Mistake #4: Forgoing the Home Inspection
In hot real estate markets, some homebuyers are choosing to skip the home inspection. When you find your dream home and 10 other people are also interested, it’s tempting to forgo the home inspection and make a clean offer (an offer without any conditions). While a clean offer can help you come out ahead and get your dream home, you’re also leaving yourself open to all sorts of costly repairs you might not have anticipated. For instance, the home could have structural issues that only an inspector might notice or a chimney that’s leaning (this happened to me).
A home inspection is almost always money well spent. You’re most likely making the single largest financial transaction of your lifetime. If you’re afraid you might lose the house if you include a condition of inspection, why not do the inspection ahead of time? (Referred as a pre-inspection.) That way if the inspection looks good, you can make an offer on the home with the peace of mind knowing that you’re investing in something that’s rock-solid.
Mistake #5: Shopping for the Mortgage with the Lowest Rate
When you go to the car dealership, do you buy the car that has the lowest sticker price? Probably not. You consider other factors like make, model and fuel economy. So, why do so many homebuyers do the exact same thing when they’re shopping for mortgages? They look for the mortgage with the lowest rate when there are so many other things to consider – mortgage penalties, prepayments and portability to name a few.
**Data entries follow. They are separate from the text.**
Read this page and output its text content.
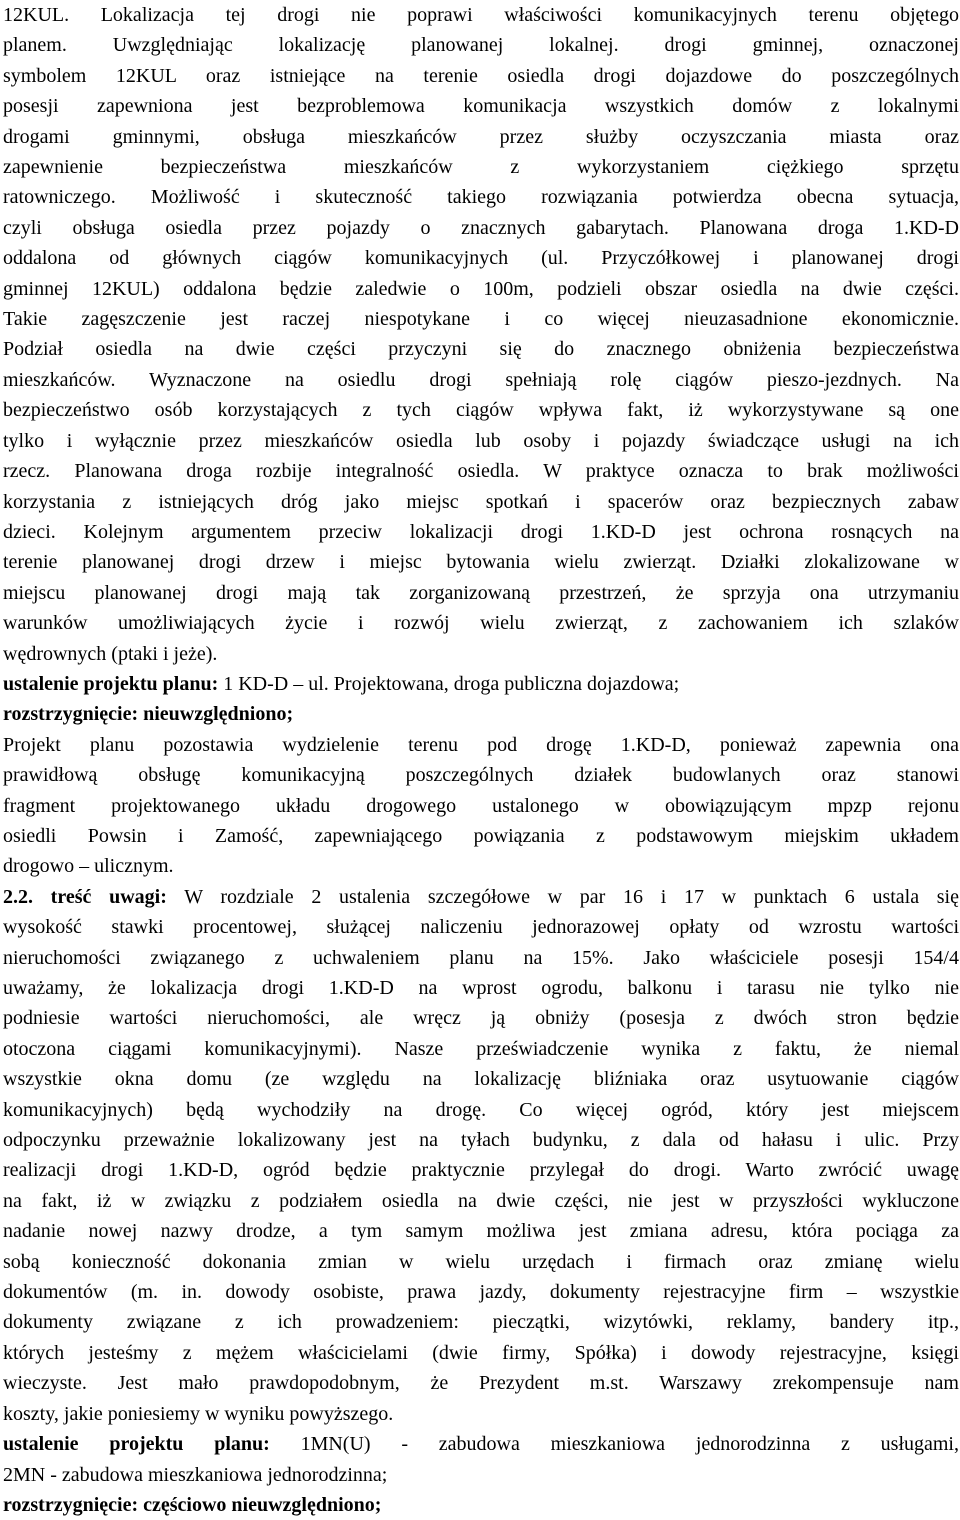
12KUL. Lokalizacja tej drogi nie poprawi właściwości komunikacyjnych terenu objętego
planem. Uwzględniając lokalizację planowanej lokalnej. drogi gminnej, oznaczonej
symbolem 12KUL oraz istniejące na terenie osiedla drogi dojazdowe do poszczególnych
posesji zapewniona jest bezproblemowa komunikacja wszystkich domów z lokalnymi
drogami gminnymi, obsługa mieszkańców przez służby oczyszczania miasta oraz
zapewnienie bezpieczeństwa mieszkańców z wykorzystaniem ciężkiego sprzętu
ratowniczego. Możliwość i skuteczność takiego rozwiązania potwierdza obecna sytuacja,
czyli obsługa osiedla przez pojazdy o znacznych gabarytach. Planowana droga 1.KD-D
oddalona od głównych ciągów komunikacyjnych (ul. Przyczółkowej i planowanej drogi
gminnej 12KUL) oddalona będzie zaledwie o 100m, podzieli obszar osiedla na dwie części.
Takie zagęszczenie jest raczej niespotykane i co więcej nieuzasadnione ekonomicznie.
Podział osiedla na dwie części przyczyni się do znacznego obniżenia bezpieczeństwa
mieszkańców. Wyznaczone na osiedlu drogi spełniają rolę ciągów pieszo-jezdnych. Na
bezpieczeństwo osób korzystających z tych ciągów wpływa fakt, iż wykorzystywane są one
tylko i wyłącznie przez mieszkańców osiedla lub osoby i pojazdy świadczące usługi na ich
rzecz. Planowana droga rozbije integralność osiedla. W praktyce oznacza to brak możliwości
korzystania z istniejących dróg jako miejsc spotkań i spacerów oraz bezpiecznych zabaw
dzieci. Kolejnym argumentem przeciw lokalizacji drogi 1.KD-D jest ochrona rosnących na
terenie planowanej drogi drzew i miejsc bytowania wielu zwierząt. Działki zlokalizowane w
miejscu planowanej drogi mają tak zorganizowaną przestrzeń, że sprzyja ona utrzymaniu
warunków umożliwiających życie i rozwój wielu zwierząt, z zachowaniem ich szlaków
wędrownych (ptaki i jeże).

ustalenie projektu planu: 1 KD-D – ul. Projektowana, droga publiczna dojazdowa;

rozstrzygnięcie: nieuwzględniono;

Projekt planu pozostawia wydzielenie terenu pod drogę 1.KD-D, ponieważ zapewnia ona
prawidłową obsługę komunikacyjną poszczególnych działek budowlanych oraz stanowi
fragment projektowanego układu drogowego ustalonego w obowiązującym mpzp rejonu
osiedli Powsin i Zamość, zapewniającego powiązania z podstawowym miejskim układem
drogowo – ulicznym.

2.2. treść uwagi: W rozdziale 2 ustalenia szczegółowe w par 16 i 17 w punktach 6 ustala się
wysokość stawki procentowej, służącej naliczeniu jednorazowej opłaty od wzrostu wartości
nieruchomości związanego z uchwaleniem planu na 15%. Jako właściciele posesji 154/4
uważamy, że lokalizacja drogi 1.KD-D na wprost ogrodu, balkonu i tarasu nie tylko nie
podniesie wartości nieruchomości, ale wręcz ją obniży (posesja z dwóch stron będzie
otoczona ciągami komunikacyjnymi). Nasze przeświadczenie wynika z faktu, że niemal
wszystkie okna domu (ze względu na lokalizację bliźniaka oraz usytuowanie ciągów
komunikacyjnych) będą wychodziły na drogę. Co więcej ogród, który jest miejscem
odpoczynku przeważnie lokalizowany jest na tyłach budynku, z dala od hałasu i ulic. Przy
realizacji drogi 1.KD-D, ogród będzie praktycznie przylegał do drogi. Warto zwrócić uwagę
na fakt, iż w związku z podziałem osiedla na dwie części, nie jest w przyszłości wykluczone
nadanie nowej nazwy drodze, a tym samym możliwa jest zmiana adresu, która pociąga za
sobą konieczność dokonania zmian w wielu urzędach i firmach oraz zmianę wielu
dokumentów (m. in. dowody osobiste, prawa jazdy, dokumenty rejestracyjne firm – wszystkie
dokumenty związane z ich prowadzeniem: pieczątki, wizytówki, reklamy, bandery itp.,
których jesteśmy z mężem właścicielami (dwie firmy, Spółka) i dowody rejestracyjne, księgi
wieczyste. Jest mało prawdopodobnym, że Prezydent m.st. Warszawy zrekompensuje nam
koszty, jakie poniesiemy w wyniku powyższego.

ustalenie projektu planu: 1MN(U) - zabudowa mieszkaniowa jednorodzinna z usługami,
2MN - zabudowa mieszkaniowa jednorodzinna;

rozstrzygnięcie: częściowo nieuwzględniono;
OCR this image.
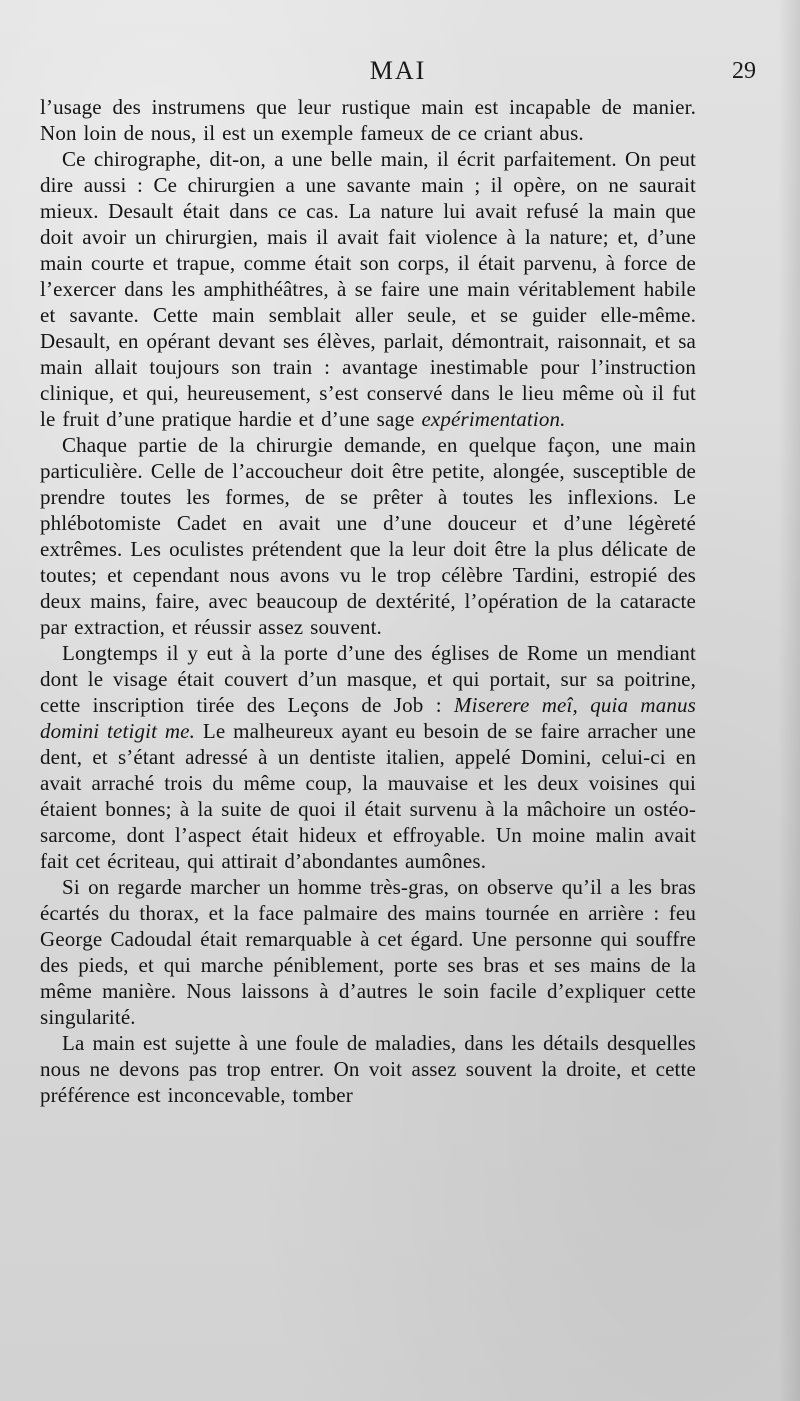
MAI	29

l’usage des instrumens que leur rustique main est incapable de manier. Non loin de nous, il est un exemple fameux de ce criant abus.

Ce chirographe, dit-on, a une belle main, il écrit parfaitement. On peut dire aussi : Ce chirurgien a une savante main ; il opère, on ne saurait mieux. Desault était dans ce cas. La nature lui avait refusé la main que doit avoir un chirurgien, mais il avait fait violence à la nature; et, d’une main courte et trapue, comme était son corps, il était parvenu, à force de l’exercer dans les amphithéâtres, à se faire une main véritablement habile et savante. Cette main semblait aller seule, et se guider elle-même. Desault, en opérant devant ses élèves, parlait, démontrait, raisonnait, et sa main allait toujours son train : avantage inestimable pour l’instruction clinique, et qui, heureusement, s’est conservé dans le lieu même où il fut le fruit d’une pratique hardie et d’une sage expérimentation.

Chaque partie de la chirurgie demande, en quelque façon, une main particulière. Celle de l’accoucheur doit être petite, alongée, susceptible de prendre toutes les formes, de se prêter à toutes les inflexions. Le phlébotomiste Cadet en avait une d’une douceur et d’une légèreté extrêmes. Les oculistes prétendent que la leur doit être la plus délicate de toutes; et cependant nous avons vu le trop célèbre Tardini, estropié des deux mains, faire, avec beaucoup de dextérité, l’opération de la cataracte par extraction, et réussir assez souvent.

Longtemps il y eut à la porte d’une des églises de Rome un mendiant dont le visage était couvert d’un masque, et qui portait, sur sa poitrine, cette inscription tirée des Leçons de Job : Miserere meî, quia manus domini tetigit me. Le malheureux ayant eu besoin de se faire arracher une dent, et s’étant adressé à un dentiste italien, appelé Domini, celui-ci en avait arraché trois du même coup, la mauvaise et les deux voisines qui étaient bonnes; à la suite de quoi il était survenu à la mâchoire un ostéo-sarcome, dont l’aspect était hideux et effroyable. Un moine malin avait fait cet écriteau, qui attirait d’abondantes aumônes.

Si on regarde marcher un homme très-gras, on observe qu’il a les bras écartés du thorax, et la face palmaire des mains tournée en arrière : feu George Cadoudal était remarquable à cet égard. Une personne qui souffre des pieds, et qui marche péniblement, porte ses bras et ses mains de la même manière. Nous laissons à d’autres le soin facile d’expliquer cette singularité.

La main est sujette à une foule de maladies, dans les détails desquelles nous ne devons pas trop entrer. On voit assez souvent la droite, et cette préférence est inconcevable, tomber
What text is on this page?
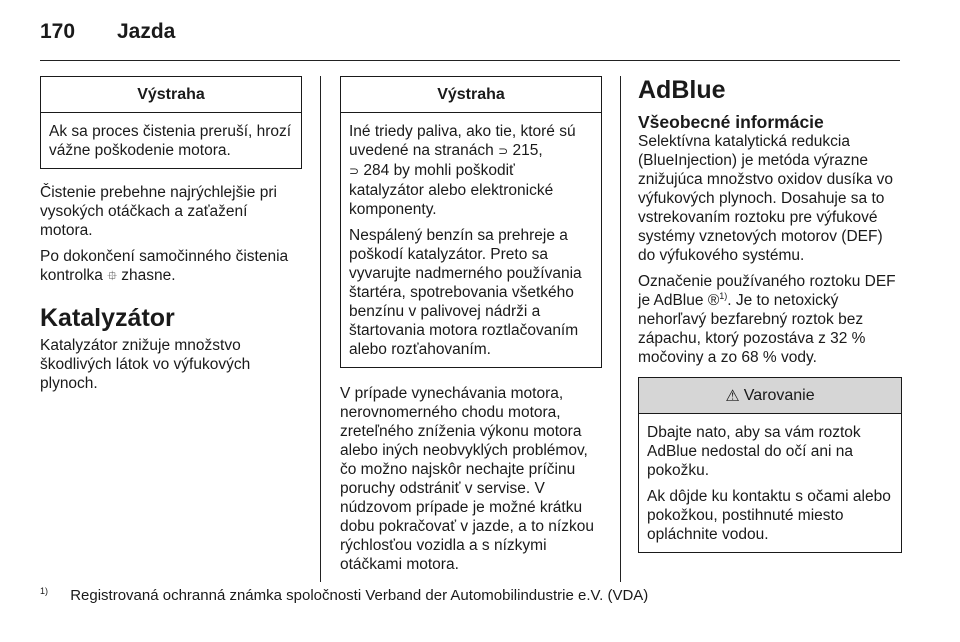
170 Jazda
Výstraha

Ak sa proces čistenia preruší, hrozí vážne poškodenie motora.

Čistenie prebehne najrýchlejšie pri vysokých otáčkach a zaťažení motora.

Po dokončení samočinného čistenia kontrolka ⯐ zhasne.

Katalyzátor

Katalyzátor znižuje množstvo škodlivých látok vo výfukových plynoch.

Výstraha

Iné triedy paliva, ako tie, ktoré sú uvedené na stranách ⊃ 215,
⊃ 284 by mohli poškodiť katalyzátor alebo elektronické komponenty.

Nespálený benzín sa prehreje a poškodí katalyzátor. Preto sa vyvarujte nadmerného používania štartéra, spotrebovania všetkého benzínu v palivovej nádrži a štartovania motora roztlačovaním alebo rozťahovaním.

V prípade vynechávania motora, nerovnomerného chodu motora, zreteľného zníženia výkonu motora alebo iných neobvyklých problémov, čo možno najskôr nechajte príčinu poruchy odstrániť v servise. V núdzovom prípade je možné krátku dobu pokračovať v jazde, a to nízkou rýchlosťou vozidla a s nízkymi otáčkami motora.

AdBlue
Všeobecné informácie

Selektívna katalytická redukcia (BlueInjection) je metóda výrazne znižujúca množstvo oxidov dusíka vo výfukových plynoch. Dosahuje sa to vstrekovaním roztoku pre výfukové systémy vznetových motorov (DEF) do výfukového systému.

Označenie používaného roztoku DEF je AdBlue ®$^{1)}$. Je to netoxický nehorľavý bezfarebný roztok bez zápachu, ktorý pozostáva z 32 % močoviny a zo 68 % vody.

⚠ Varovanie

Dbajte nato, aby sa vám roztok AdBlue nedostal do očí ani na pokožku.

Ak dôjde ku kontaktu s očami alebo pokožkou, postihnuté miesto opláchnite vodou.

$^{1)}$ Registrovaná ochranná známka spoločnosti Verband der Automobilindustrie e.V. (VDA)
A lot of first-time homebuyers aren’t concerned about mortgage penalties, but here’s why you should be. Six out of 10 Canadians who sign up for a five-year fixed rate mortgage break it before the end of the mortgage term. If you asked those 10 Canadians whether they’d break their mortgage when they first signed up for their mortgage, I’m willing to bet all 10 would have said no.
That’s why it’s so crucial to choose a mortgage with a low mortgage penalty. That’s where a mortgage broker can come in handy. He can help you choose the ideal mortgage based on your financial situation. You’re probably better off paying a slightly higher mortgage rate if it has other features that are important to your like prepayments and a lower penalty.